Well, things are progressing for me. My cancer has been confirmed through biopsy, but I'm still waiting to see if it's HPV/P16 in origin. That is one of two things that keep me awake at night ( used Larazapam last night & it got me through the night without interruption ). The other worry I have is the existence of three small nodules in my right lungs, and a 3-4" mass in my liver. These anomalies were found during a thoracic Cat Scan that I requested be done. I was told I am Stage 3, due to the cancer spreading to a regional lymph node in my neck; now I'm concerned the cancer has spread to my lung and liver. My medical specialists have given me other reasons for the existence of these anomalies in my organs, and I'm trying to remain optimistic that the MRI on my liver that I'm scheduled for will prove that mass to be something benign. They said they would monitor the lung nodules on an ongoing basis, but no specific / immediate investigation of those anomalies is scheduled.
So...my E.N.T. has referred me to an Oral Surgeon at Princess Margaret Hospital in Toronto. That day I will meet all the wonderful folks who will do their best to treat my ills. In the meantime, it's "hurry up & wait" once again...

Warm Regards,
DSD

DSD, I'm sorry about your diagnosis. It's for the best that you have a referral to PMH. When my husband was diagnosed, we were told by the ENT at Mount Sinai Hospital that the provincial government had set a timeline of six weeks for the patient to get in to see the oncologist. So, it's likely that you will have to wait a bit but it's standard. My husband never had surgery, so I can't speak to that. However, there are a few things you can set up if you are waiting.

The only department at PMH which gave me a lot of frustration was the pharmacy. There's a wait of at least an hour from the time you bring them the prescription to when you can pick up the meds. It may seem like nothing on paper, but when you are not feeling your best, having to wait for an hour can be quite difficult. I have found that most of the meds my husband eventually ended up having to take were available from Shoppers. However, since they don't keep a lot of meds in stock, you will have to expect to pick up your meds the next day. I have a very good relationship with the pharmacists at my local Shoppers and they gave me a tremendous amount of support. So, that's maybe one thing you can consider. You may want to go in and talk to your pharmacist and let them know what is happening and make sure they will keep track for you. They will talk to the doctors at PMH and the doctors at PMH will talk to the pharmacists at Shoppers. That's important to know. If you are a senior, a lot of the meds will be covered by OHIP (the only exception is narcotics/pain meds). I was surprised to find that even the anti-coagulation injection which cost over a thousand dollars a month was covered. Another thing is to find out if you have a Shoppers Home Health near you. They carry a lot of stuff such as non-stick dressing, etc. which you can't find in a regular Shoppers.

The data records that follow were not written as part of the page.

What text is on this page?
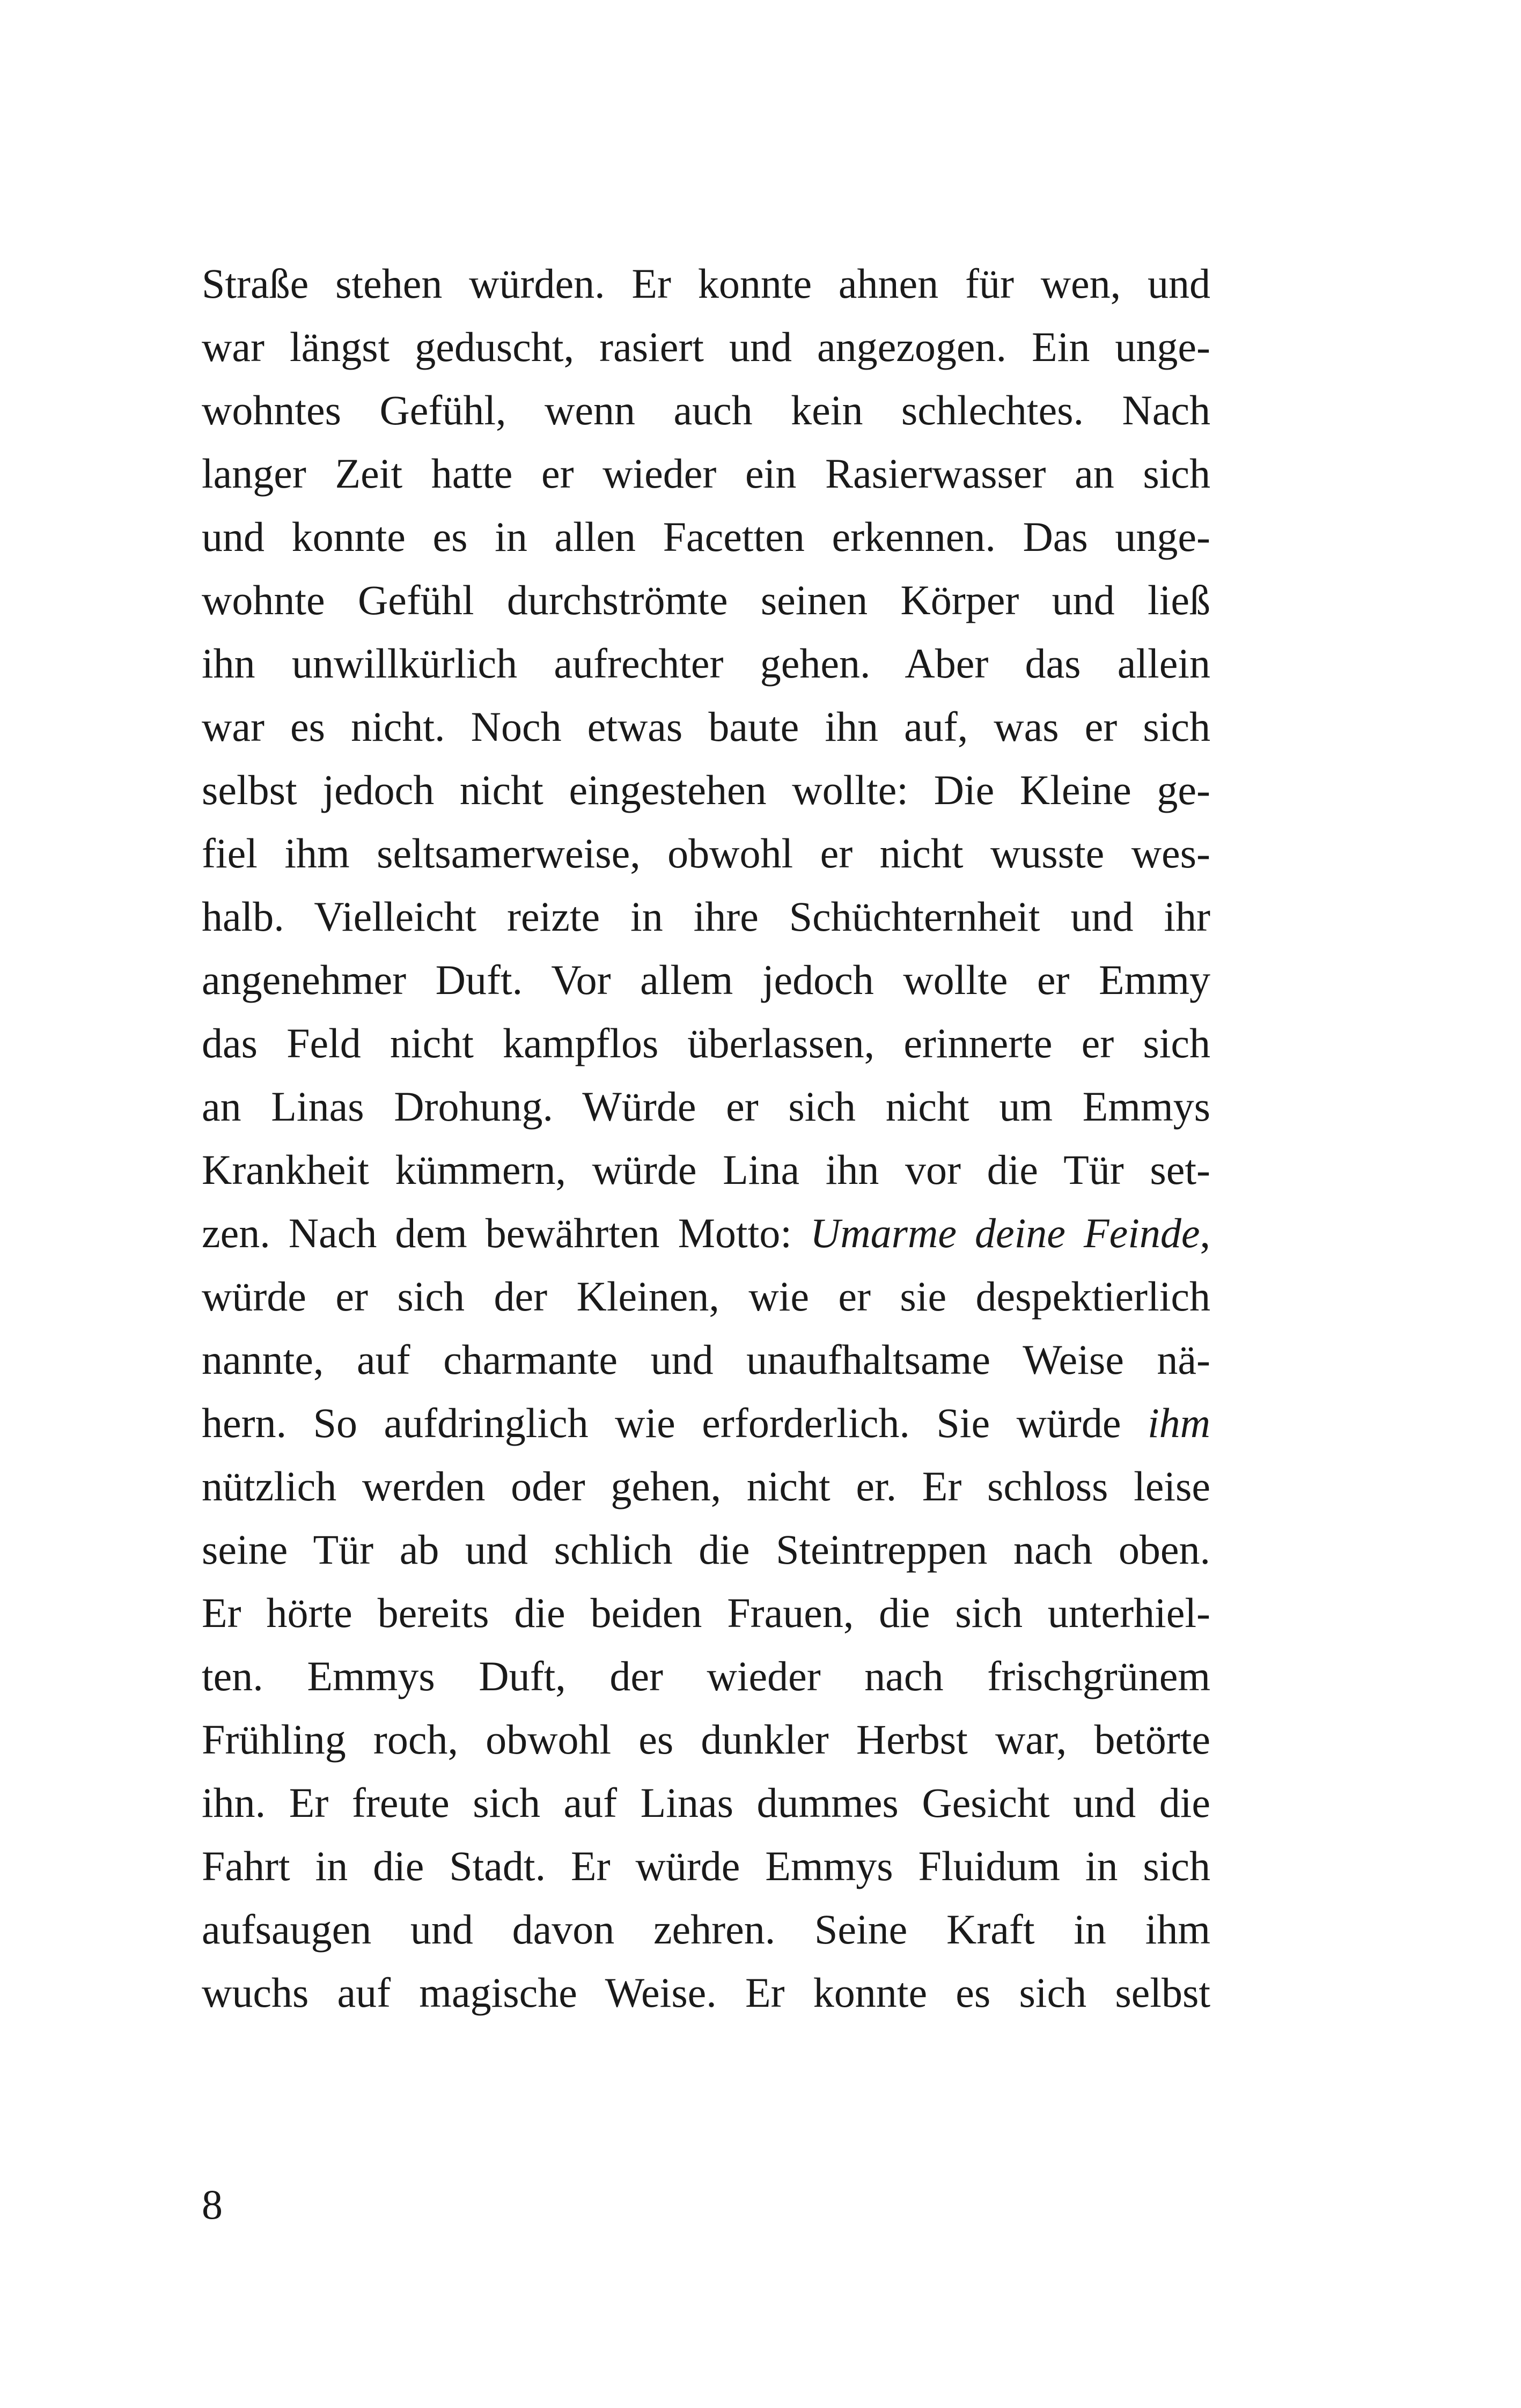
Straße stehen würden. Er konnte ahnen für wen, und
war längst geduscht, rasiert und angezogen. Ein unge-
wohntes Gefühl, wenn auch kein schlechtes. Nach
langer Zeit hatte er wieder ein Rasierwasser an sich
und konnte es in allen Facetten erkennen. Das unge-
wohnte Gefühl durchströmte seinen Körper und ließ
ihn unwillkürlich aufrechter gehen. Aber das allein
war es nicht. Noch etwas baute ihn auf, was er sich
selbst jedoch nicht eingestehen wollte: Die Kleine ge-
fiel ihm seltsamerweise, obwohl er nicht wusste wes-
halb. Vielleicht reizte in ihre Schüchternheit und ihr
angenehmer Duft. Vor allem jedoch wollte er Emmy
das Feld nicht kampflos überlassen, erinnerte er sich
an Linas Drohung. Würde er sich nicht um Emmys
Krankheit kümmern, würde Lina ihn vor die Tür set-
zen. Nach dem bewährten Motto: Umarme deine Feinde,
würde er sich der Kleinen, wie er sie despektierlich
nannte, auf charmante und unaufhaltsame Weise nä-
hern. So aufdringlich wie erforderlich. Sie würde ihm
nützlich werden oder gehen, nicht er. Er schloss leise
seine Tür ab und schlich die Steintreppen nach oben.
Er hörte bereits die beiden Frauen, die sich unterhiel-
ten. Emmys Duft, der wieder nach frischgrünem
Frühling roch, obwohl es dunkler Herbst war, betörte
ihn. Er freute sich auf Linas dummes Gesicht und die
Fahrt in die Stadt. Er würde Emmys Fluidum in sich
aufsaugen und davon zehren. Seine Kraft in ihm
wuchs auf magische Weise. Er konnte es sich selbst
8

There is parking at PMH across the street. It used to cost $20.- the daily maximum. However, if you get in before 9 a.m., then the daily maximum would be $13. I used to get the first appointment as much as I could and we would be out by 10 a.m. (We also beat the traffic that way.)

If you live outside the GTA, you can find out from the oncologist if you can stay at the Lodge. You only need to pay for the food but there is no nursing care and you will have to be able to give yourself the meds. The hotels around the hospital also have "medical rates." The last time I inquired, it was $130 or thereabouts a night. Some people I know would travel down the day before, stay at a hotel for a night, go in the morning for their appointment and then go home. 'Medical rates" have to be signed off by the hospital but they have a department of social workers that do that. Look up the PMH website, there's a lot of useful and practical information on it.

If you need CCAC (Community Care Access) support after surgery, at PMH there is a CCAC office and they will take of the application and liaise with your local CCAC.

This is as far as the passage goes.